1. M. A..., ressortissant algérien né le 27 octobre 1972 est entré en France le 6 octobre 2016 sous couvert de son passeport et d'un visa de court séjour espagnol. Par un arrêté du 17 avril 2019, le préfet du Haut-Rhin a rejeté sa demande d'admission exceptionnelle au séjour et l'a obligé à quitter le territoire français. Cette décision a été confirmée par un jugement du tribunal administratif de Strasbourg en date du 3 octobre 2019. En 2021, M. A... a déposé une demande de titre de séjour eu égard à son état de santé.

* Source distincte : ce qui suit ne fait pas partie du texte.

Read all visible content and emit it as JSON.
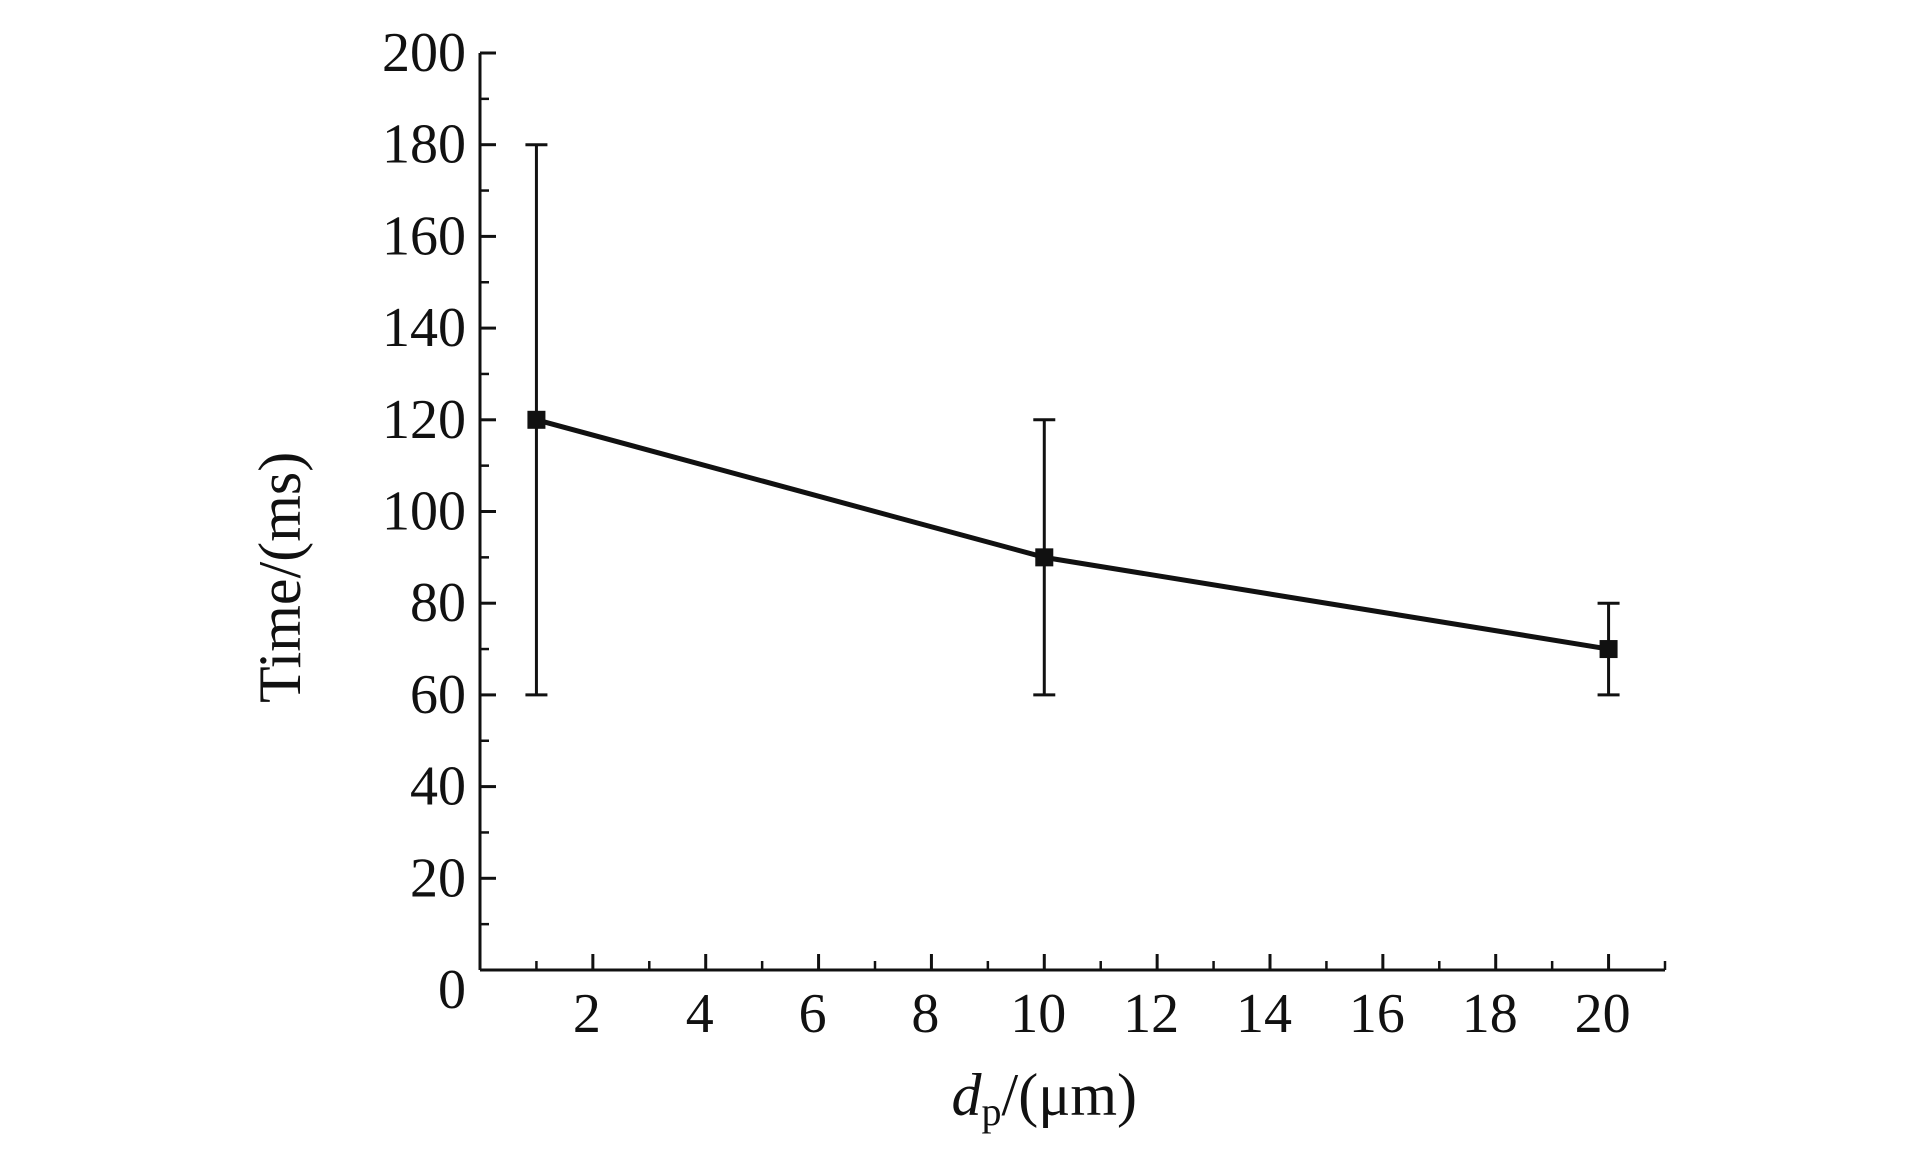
{
  "chart_data": {
    "type": "line",
    "title": "",
    "xlabel": {
      "italic": "d",
      "subscript": "p",
      "suffix": "/(μm)"
    },
    "ylabel": "Time/(ms)",
    "xlim": [
      0,
      21
    ],
    "ylim": [
      0,
      200
    ],
    "x_ticks": [
      2,
      4,
      6,
      8,
      10,
      12,
      14,
      16,
      18,
      20
    ],
    "y_ticks": [
      0,
      20,
      40,
      60,
      80,
      100,
      120,
      140,
      160,
      180,
      200
    ],
    "grid": false,
    "legend": "none",
    "colors": {
      "series": "#111111",
      "axis": "#111111"
    },
    "series": [
      {
        "marker": "square",
        "points": [
          {
            "x": 1,
            "y": 120,
            "err_low": 60,
            "err_high": 180
          },
          {
            "x": 10,
            "y": 90,
            "err_low": 60,
            "err_high": 120
          },
          {
            "x": 20,
            "y": 70,
            "err_low": 60,
            "err_high": 80
          }
        ]
      }
    ]
  }
}
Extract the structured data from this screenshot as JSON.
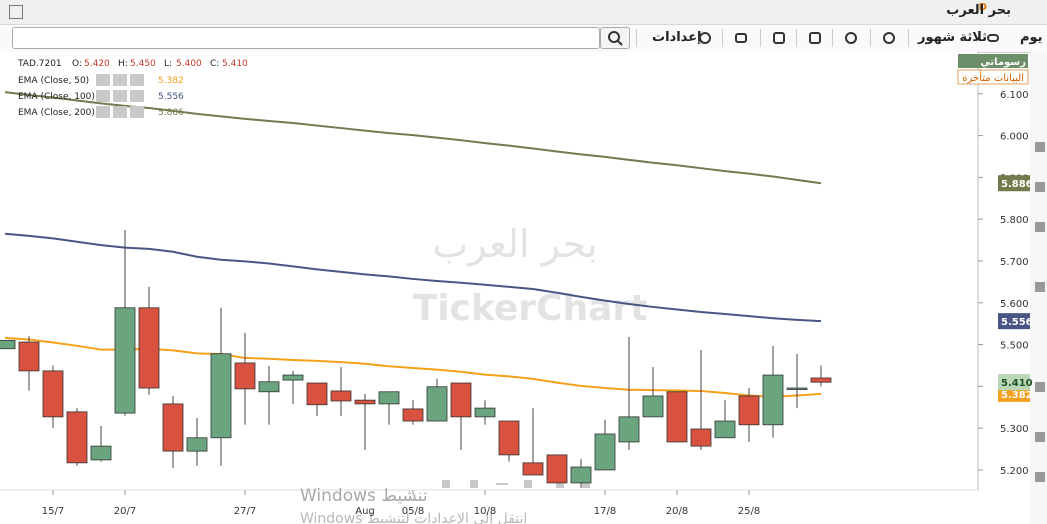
{
  "window": {
    "title": "بحر العرب",
    "badge": "D"
  },
  "toolbar": {
    "interval": "يوم",
    "period": "ثلاثة شهور",
    "settings": "إعدادات"
  },
  "chart_panel": {
    "drawings": "رسوماتي",
    "delayed": "البيانات متأخرة",
    "watermark": {
      "name": "بحر العرب",
      "brand": "TickerChart"
    }
  },
  "chart_data": {
    "type": "candlestick",
    "symbol": "TAD.7201",
    "ohlc_header": [
      {
        "label": "O:",
        "value": "5.420"
      },
      {
        "label": "H:",
        "value": "5.450"
      },
      {
        "label": "L:",
        "value": "5.400"
      },
      {
        "label": "C:",
        "value": "5.410"
      }
    ],
    "close_label": "5.410",
    "categories": [
      null,
      null,
      "15/7",
      null,
      null,
      "20/7",
      null,
      null,
      null,
      null,
      "27/7",
      null,
      null,
      null,
      null,
      "Aug",
      null,
      "05/8",
      null,
      null,
      "10/8",
      null,
      null,
      null,
      null,
      "17/8",
      null,
      null,
      "20/8",
      null,
      null,
      "25/8",
      null,
      null,
      null
    ],
    "open": [
      5.49,
      5.506,
      5.437,
      5.339,
      5.224,
      5.336,
      5.588,
      5.358,
      5.245,
      5.277,
      5.456,
      5.387,
      5.415,
      5.408,
      5.389,
      5.367,
      5.358,
      5.346,
      5.317,
      5.408,
      5.327,
      5.317,
      5.217,
      5.236,
      5.169,
      5.2,
      5.267,
      5.327,
      5.387,
      5.298,
      5.277,
      5.377,
      5.308,
      5.396,
      5.42
    ],
    "high": [
      5.51,
      5.52,
      5.45,
      5.348,
      5.305,
      5.774,
      5.638,
      5.377,
      5.324,
      5.588,
      5.528,
      5.449,
      5.437,
      5.408,
      5.446,
      5.382,
      5.387,
      5.367,
      5.418,
      5.408,
      5.367,
      5.317,
      5.348,
      5.236,
      5.226,
      5.32,
      5.518,
      5.446,
      5.387,
      5.487,
      5.367,
      5.396,
      5.497,
      5.478,
      5.45
    ],
    "low": [
      5.49,
      5.39,
      5.3,
      5.21,
      5.22,
      5.33,
      5.38,
      5.205,
      5.21,
      5.21,
      5.308,
      5.308,
      5.358,
      5.329,
      5.329,
      5.248,
      5.308,
      5.308,
      5.317,
      5.248,
      5.308,
      5.22,
      5.188,
      5.169,
      5.157,
      5.2,
      5.248,
      5.327,
      5.267,
      5.248,
      5.277,
      5.267,
      5.277,
      5.348,
      5.4
    ],
    "close": [
      5.51,
      5.437,
      5.327,
      5.217,
      5.257,
      5.588,
      5.396,
      5.245,
      5.277,
      5.478,
      5.394,
      5.411,
      5.427,
      5.356,
      5.365,
      5.358,
      5.387,
      5.317,
      5.399,
      5.327,
      5.348,
      5.236,
      5.188,
      5.169,
      5.207,
      5.286,
      5.327,
      5.377,
      5.267,
      5.257,
      5.317,
      5.308,
      5.427,
      5.396,
      5.41
    ],
    "up_color": "#6aa57f",
    "down_color": "#d9523f",
    "series": [
      {
        "name": "EMA (Close, 50)",
        "color": "#f5a01a",
        "last_label": "5.382",
        "values": [
          5.516,
          5.512,
          5.505,
          5.497,
          5.488,
          5.488,
          5.49,
          5.486,
          5.479,
          5.477,
          5.468,
          5.466,
          5.463,
          5.461,
          5.458,
          5.454,
          5.448,
          5.444,
          5.44,
          5.435,
          5.428,
          5.424,
          5.418,
          5.409,
          5.401,
          5.396,
          5.392,
          5.391,
          5.39,
          5.389,
          5.384,
          5.378,
          5.375,
          5.378,
          5.382
        ]
      },
      {
        "name": "EMA (Close, 100)",
        "color": "#4a5585",
        "last_label": "5.556",
        "values": [
          5.765,
          5.76,
          5.754,
          5.746,
          5.738,
          5.732,
          5.729,
          5.722,
          5.71,
          5.703,
          5.699,
          5.694,
          5.687,
          5.68,
          5.674,
          5.668,
          5.663,
          5.657,
          5.652,
          5.648,
          5.643,
          5.638,
          5.633,
          5.624,
          5.614,
          5.605,
          5.597,
          5.59,
          5.584,
          5.578,
          5.573,
          5.568,
          5.563,
          5.559,
          5.556
        ]
      },
      {
        "name": "EMA (Close, 200)",
        "color": "#737a4c",
        "last_label": "5.886",
        "values": [
          6.104,
          6.097,
          6.091,
          6.084,
          6.077,
          6.071,
          6.066,
          6.059,
          6.052,
          6.046,
          6.04,
          6.035,
          6.03,
          6.024,
          6.018,
          6.012,
          6.006,
          6.001,
          5.995,
          5.989,
          5.982,
          5.976,
          5.969,
          5.962,
          5.955,
          5.949,
          5.942,
          5.935,
          5.929,
          5.922,
          5.915,
          5.909,
          5.902,
          5.894,
          5.886
        ]
      }
    ],
    "ylim": [
      5.152,
      6.2
    ],
    "yticks": [
      {
        "value": 5.2,
        "label": "5.200"
      },
      {
        "value": 5.3,
        "label": "5.300"
      },
      {
        "value": 5.4,
        "label": "5.400"
      },
      {
        "value": 5.5,
        "label": "5.500"
      },
      {
        "value": 5.6,
        "label": "5.600"
      },
      {
        "value": 5.7,
        "label": "5.700"
      },
      {
        "value": 5.8,
        "label": "5.800"
      },
      {
        "value": 5.9,
        "label": "5.900"
      },
      {
        "value": 6.0,
        "label": "6.000"
      },
      {
        "value": 6.1,
        "label": "6.100"
      }
    ],
    "grid": false
  },
  "os_overlay": {
    "title": "تنشيط Windows",
    "hint": "انتقل إلى الإعدادات لتنشيط Windows"
  }
}
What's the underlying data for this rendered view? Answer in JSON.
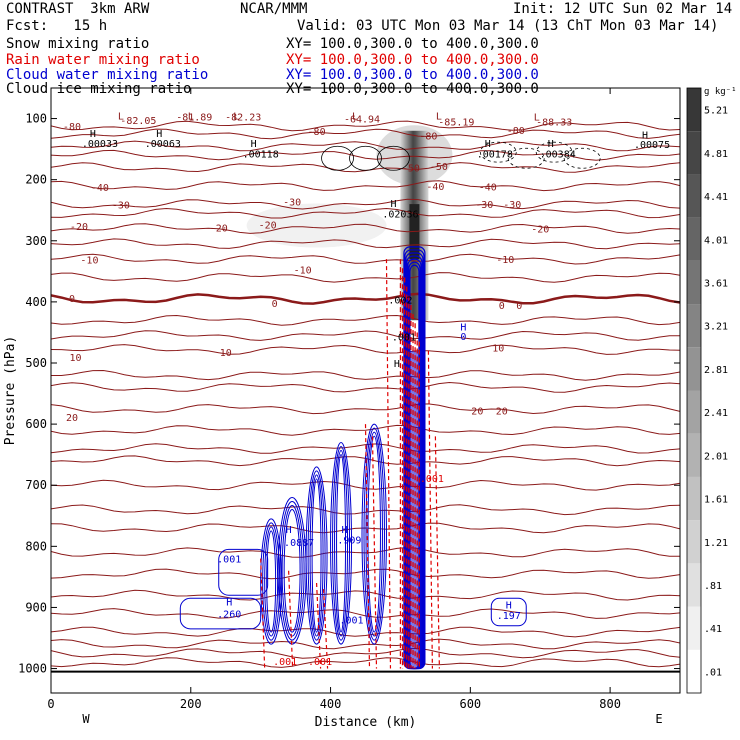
{
  "header": {
    "model": "CONTRAST  3km ARW",
    "center": "NCAR/MMM",
    "init": "Init: 12 UTC Sun 02 Mar 14",
    "fcst": "Fcst:   15 h",
    "valid": "Valid: 03 UTC Mon 03 Mar 14 (13 ChT Mon 03 Mar 14)",
    "legend": [
      {
        "label": "Snow mixing ratio",
        "xy": "XY= 100.0,300.0 to 400.0,300.0",
        "color": "#000000"
      },
      {
        "label": "Rain water mixing ratio",
        "xy": "XY= 100.0,300.0 to 400.0,300.0",
        "color": "#e00000"
      },
      {
        "label": "Cloud water mixing ratio",
        "xy": "XY= 100.0,300.0 to 400.0,300.0",
        "color": "#0000d0"
      },
      {
        "label": "Cloud ice mixing ratio",
        "xy": "XY= 100.0,300.0 to 400.0,300.0",
        "color": "#000000"
      }
    ]
  },
  "chart_data": {
    "type": "contour",
    "xlabel": "Distance (km)",
    "ylabel": "Pressure (hPa)",
    "xlim": [
      0,
      900
    ],
    "ylim": [
      1040,
      50
    ],
    "xticks": [
      0,
      200,
      400,
      600,
      800
    ],
    "yticks": [
      100,
      200,
      300,
      400,
      500,
      600,
      700,
      800,
      900,
      1000
    ],
    "side_labels": {
      "left": "W",
      "right": "E"
    },
    "colorbar": {
      "unit": "g kg⁻¹",
      "levels": [
        ".01",
        ".41",
        ".81",
        "1.21",
        "1.61",
        "2.01",
        "2.41",
        "2.81",
        "3.21",
        "3.61",
        "4.01",
        "4.41",
        "4.81",
        "5.21"
      ]
    },
    "temperature_isotherms": {
      "color": "#8b1a1a",
      "levels": [
        {
          "value": -80,
          "p": 112
        },
        {
          "value": -50,
          "p": 180
        },
        {
          "value": -40,
          "p": 210
        },
        {
          "value": -30,
          "p": 240
        },
        {
          "value": -20,
          "p": 280
        },
        {
          "value": -10,
          "p": 330
        },
        {
          "value": 0,
          "p": 395
        },
        {
          "value": 10,
          "p": 478
        },
        {
          "value": 20,
          "p": 575
        }
      ],
      "labels": [
        {
          "text": "-80",
          "x": 30,
          "p": 112
        },
        {
          "text": "-80",
          "x": 380,
          "p": 120
        },
        {
          "text": "-80",
          "x": 665,
          "p": 119
        },
        {
          "text": "-80",
          "x": 540,
          "p": 128
        },
        {
          "text": "-50",
          "x": 555,
          "p": 178
        },
        {
          "text": "-50",
          "x": 515,
          "p": 180
        },
        {
          "text": "-40",
          "x": 70,
          "p": 212
        },
        {
          "text": "-40",
          "x": 550,
          "p": 210
        },
        {
          "text": "-40",
          "x": 625,
          "p": 211
        },
        {
          "text": "-30",
          "x": 100,
          "p": 241
        },
        {
          "text": "-30",
          "x": 345,
          "p": 236
        },
        {
          "text": "-30",
          "x": 620,
          "p": 240
        },
        {
          "text": "-30",
          "x": 660,
          "p": 240
        },
        {
          "text": "-20",
          "x": 40,
          "p": 276
        },
        {
          "text": "-20",
          "x": 240,
          "p": 278
        },
        {
          "text": "-20",
          "x": 310,
          "p": 273
        },
        {
          "text": "-20",
          "x": 700,
          "p": 280
        },
        {
          "text": "-10",
          "x": 55,
          "p": 331
        },
        {
          "text": "-10",
          "x": 360,
          "p": 347
        },
        {
          "text": "-10",
          "x": 650,
          "p": 330
        },
        {
          "text": "0",
          "x": 30,
          "p": 394
        },
        {
          "text": "0",
          "x": 320,
          "p": 402
        },
        {
          "text": "0",
          "x": 645,
          "p": 405
        },
        {
          "text": "0",
          "x": 670,
          "p": 405
        },
        {
          "text": "10",
          "x": 250,
          "p": 482
        },
        {
          "text": "10",
          "x": 35,
          "p": 490
        },
        {
          "text": "10",
          "x": 640,
          "p": 475
        },
        {
          "text": "20",
          "x": 30,
          "p": 588
        },
        {
          "text": "20",
          "x": 610,
          "p": 578
        },
        {
          "text": "20",
          "x": 645,
          "p": 578
        }
      ]
    },
    "extrema_labels": [
      {
        "text": "L",
        "x": 100,
        "p": 95,
        "color": "#8b1a1a"
      },
      {
        "text": "-82.05",
        "x": 125,
        "p": 102,
        "color": "#8b1a1a"
      },
      {
        "text": "L",
        "x": 200,
        "p": 95,
        "color": "#8b1a1a"
      },
      {
        "text": "-81.89",
        "x": 205,
        "p": 97,
        "color": "#8b1a1a"
      },
      {
        "text": "L",
        "x": 265,
        "p": 95,
        "color": "#8b1a1a"
      },
      {
        "text": "-82.23",
        "x": 275,
        "p": 97,
        "color": "#8b1a1a"
      },
      {
        "text": "L",
        "x": 435,
        "p": 95,
        "color": "#8b1a1a"
      },
      {
        "text": "-64.94",
        "x": 445,
        "p": 100,
        "color": "#8b1a1a"
      },
      {
        "text": "L",
        "x": 555,
        "p": 95,
        "color": "#8b1a1a"
      },
      {
        "text": "-85.19",
        "x": 580,
        "p": 105,
        "color": "#8b1a1a"
      },
      {
        "text": "L",
        "x": 695,
        "p": 97,
        "color": "#8b1a1a"
      },
      {
        "text": "-88.33",
        "x": 720,
        "p": 105,
        "color": "#8b1a1a"
      },
      {
        "text": "H",
        "x": 60,
        "p": 124,
        "color": "#000000"
      },
      {
        "text": ".00033",
        "x": 70,
        "p": 140,
        "color": "#000000"
      },
      {
        "text": "H",
        "x": 155,
        "p": 124,
        "color": "#000000"
      },
      {
        "text": ".00063",
        "x": 160,
        "p": 140,
        "color": "#000000"
      },
      {
        "text": "H",
        "x": 290,
        "p": 140,
        "color": "#000000"
      },
      {
        "text": ".00118",
        "x": 300,
        "p": 157,
        "color": "#000000"
      },
      {
        "text": "H",
        "x": 625,
        "p": 140,
        "color": "#000000"
      },
      {
        "text": ".00178",
        "x": 635,
        "p": 157,
        "color": "#000000"
      },
      {
        "text": "H",
        "x": 715,
        "p": 140,
        "color": "#000000"
      },
      {
        "text": ".00384",
        "x": 725,
        "p": 157,
        "color": "#000000"
      },
      {
        "text": "H",
        "x": 850,
        "p": 126,
        "color": "#000000"
      },
      {
        "text": ".00075",
        "x": 860,
        "p": 142,
        "color": "#000000"
      },
      {
        "text": "H",
        "x": 490,
        "p": 238,
        "color": "#000000"
      },
      {
        "text": ".02036",
        "x": 500,
        "p": 255,
        "color": "#000000"
      },
      {
        "text": ".002",
        "x": 500,
        "p": 396,
        "color": "#000000"
      },
      {
        "text": ".001",
        "x": 505,
        "p": 457,
        "color": "#000000"
      },
      {
        "text": "H",
        "x": 495,
        "p": 500,
        "color": "#000000"
      },
      {
        "text": "H",
        "x": 590,
        "p": 440,
        "color": "#0000d0"
      },
      {
        "text": "0",
        "x": 590,
        "p": 456,
        "color": "#0000d0"
      },
      {
        "text": "H",
        "x": 340,
        "p": 772,
        "color": "#0000d0"
      },
      {
        "text": ".0887",
        "x": 355,
        "p": 793,
        "color": "#0000d0"
      },
      {
        "text": "H",
        "x": 420,
        "p": 772,
        "color": "#0000d0"
      },
      {
        "text": ".909",
        "x": 427,
        "p": 789,
        "color": "#0000d0"
      },
      {
        "text": ".001",
        "x": 255,
        "p": 820,
        "color": "#0000d0"
      },
      {
        "text": "H",
        "x": 255,
        "p": 890,
        "color": "#0000d0"
      },
      {
        "text": ".260",
        "x": 255,
        "p": 910,
        "color": "#0000d0"
      },
      {
        "text": ".001",
        "x": 335,
        "p": 988,
        "color": "#e00000"
      },
      {
        "text": ".001",
        "x": 385,
        "p": 988,
        "color": "#e00000"
      },
      {
        "text": ".001",
        "x": 545,
        "p": 688,
        "color": "#e00000"
      },
      {
        "text": ".001",
        "x": 430,
        "p": 920,
        "color": "#0000d0"
      },
      {
        "text": "H",
        "x": 655,
        "p": 895,
        "color": "#0000d0"
      },
      {
        "text": ".197",
        "x": 655,
        "p": 912,
        "color": "#0000d0"
      }
    ],
    "cloud_ice_shading_max": 5.21,
    "rain_contour_color": "#e00000",
    "cloud_water_contour_color": "#0000d0",
    "surface_p": 1005
  }
}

Par un arrêté du 24 mars 2022, le préfet du Haut-Rhin a refusé de lui délivrer un titre de séjour, l'a obligé à quitter le territoire français sans délai, a fixé le pays à destination duquel il pourrait être éloigné et lui a interdit le retour sur le territoire français pour une durée d'un an. M. A... relève appel du jugement du 2 mai 2022, par lequel le tribunal administratif de Strasbourg a rejeté sa demande tendant à l'annulation des décisions portant obligation de quitter le territoire français, interdiction de retour sur le territoire français et fixant le pays de renvoi.

Sur la légalité de l'arrêté du 24 mars 2022 :

En ce qui concerne la décision portant obligation de quitter le territoire français :

S'agissant de l'exception d'illégalité de la décision portant refus de séjour :

2. Aux termes de l'article 6 de l'accord franco-algérien du 27 décembre 1968 : " Les dispositions du présent article ainsi que celles des deux articles suivants, fixent les conditions de délivrance et de renouvellement du certificat de résidence aux ressortissants algériens établis en France ainsi qu'à ceux qui s'y établissent, sous réserve que leur situation matrimoniale soit conforme à la législation française. / Le certificat de résidence d'un an portant la mention " vie privée et familiale " est délivré de plein droit : (...) 7) au ressortissant algérien, résidant habituellement en France, dont l'état de santé nécessite une prise en charge médicale dont le défaut pourrait entraîner pour lui des conséquences d'une exceptionnelle gravité, sous réserve qu'il ne puisse pas effectivement bénéficier d'un traitement approprié dans son pays. (...) ".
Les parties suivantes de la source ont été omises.